18 marzo 1990: la Germania dell’Est vota per la prima volta in libertà – Storia di un cambiamento epocale
Il 18 marzo 1990 la Repubblica Democratica Tedesca (RDT) compì un passo irreversibile verso la democrazia: per la prima volta dopo 40 anni di regime socialista, i cittadini della Germania dell’Est furono chiamati a scegliere liberamente i rappresentanti della Volkskammer, il parlamento monocamerale di Berlino Est. Fu la sola elezione libera nella storia della RDT e il viatico formale per l’unificazione con la Germania Ovest, avvenuta il 3 ottobre dello stesso anno.
Il contesto: caduta del Muro e transizione democratica
Il voto del 18 marzo 1990 si inserì nel clima di euforia e incerteza che seguì la caduta del Muro di Berlino il 9 novembre 1989. La SED (Socialistische Einheitspartei Deutschlands), che per decenni aveva monopolizzato il potere tramite il Fronte Nazionale, si era trovata isolata dopo le massicce proteste di Lipsia e Dresda. Il governo di Hans Modrow, ultimo capo del regime comunista, era un esecutivo di transizione che aveva già approvato una nuova legge elettorale e l’istituzione di una commissione elettorale indipendente.
Competizione pluripartitica: i protagonisti della campagna
Per la prima volta nella storia della RDT, oltre 20 partiti e coalizioni scesero in campo. I principali attori furono:
- CDU-DA-DSU (coalizione di centro-destra guidata dalla Cristiano-Democratica Est), che prometteva rapida unificazione e introduzione del marco tedesco;
- SPD (Socialdemocrazia Est), favorita nei sondaggi, che chiedeva un processo di convergenza più graduale;
- PDS (erede della SED), che cercava di reinventarsi come forza riformista di sinistra;
- Alleanza 90/Libera Democrazia (gruppo di attivisti civici e ambientalisti nato durante le proteste).
Affluenza record e vittoria della coalizione “Alleanza per la Germania”

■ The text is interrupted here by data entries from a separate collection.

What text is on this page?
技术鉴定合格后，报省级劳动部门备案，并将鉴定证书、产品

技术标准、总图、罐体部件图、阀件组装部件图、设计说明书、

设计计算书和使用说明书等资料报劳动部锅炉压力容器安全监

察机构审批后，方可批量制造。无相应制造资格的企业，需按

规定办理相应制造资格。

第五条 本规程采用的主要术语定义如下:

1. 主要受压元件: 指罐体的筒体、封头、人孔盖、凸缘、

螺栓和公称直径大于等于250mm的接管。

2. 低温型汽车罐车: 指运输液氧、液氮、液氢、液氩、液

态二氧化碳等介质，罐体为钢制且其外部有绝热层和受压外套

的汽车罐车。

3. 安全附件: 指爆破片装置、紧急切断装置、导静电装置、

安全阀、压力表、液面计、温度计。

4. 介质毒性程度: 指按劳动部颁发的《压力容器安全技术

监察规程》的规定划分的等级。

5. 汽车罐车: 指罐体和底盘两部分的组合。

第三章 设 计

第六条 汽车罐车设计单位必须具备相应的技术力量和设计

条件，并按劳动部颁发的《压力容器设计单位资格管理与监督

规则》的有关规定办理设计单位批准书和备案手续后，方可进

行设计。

L’affluenza toccò il 93,3% dei 12,5 milioni di aventi diritto, cifra mai registrata in precedenza. La sorpresa fu la netta vittoria della coalizione “Alianz für Deutschland” (CDU-DA-DSU) con il 48,1% dei voti, pari a 193 seggi su 400. La SPD si fermò al 21,9% (88 seggi), la PDS ottenne il 16,4% (66 seggi) e i liberali dell’Alleanza 90 il 5,3% (21 seggi).
Dalla Volkskammer al Bundestag: il governo Lothar de Maizière
Il 12 aprile 1990 la nuova Volkskammer eleggeva Lothar de Maizière (CDU) primo (e ultimo) premier democratico della RDT. Il suo esecutivo guidò la negoziazione del Trattato di unificazione economica, sociale e monetaria (1° luglio 1990) e poi quello politico (3 ottobre 1990), sciogliendo formalmente la Repubblica Democratica Tedesca all’interno della Repubblica Federale di Germania.
Perché quel voto cambiò l’Europa
Le elezioni del 18 marzo 1990 non furono solo un evento nazionale: segnarono la fine definitiva della divisione europea in blocchi e aprirono la strada all’allargamento della NATO e dell’Unione Europea verso Est. Il risultato fu salutato da Mosca con cautela, da Washington e Bonn con entusiasmo, mentre Parigi e Londra temevano un eccessivo rafforzamento tedesco. Tuttavia, il diritto all’autodeterminazione dei tedeschi dell’Est prevalse, trasformando la «rivoluzione dei candelotti» di Lipsia in un capitolo fondamentale della storia continentale.
A trentaquattro anni di distanza, il 18 marzo 1990 resta una lezione di civiltà: in sole sei settimane la Germania dell’Est passò dal comunismo autoritario alla democrazia parlamentare, dimostrando che popoli interi possono cambiare rotta quando la libertà diventa bene supremo condiviso.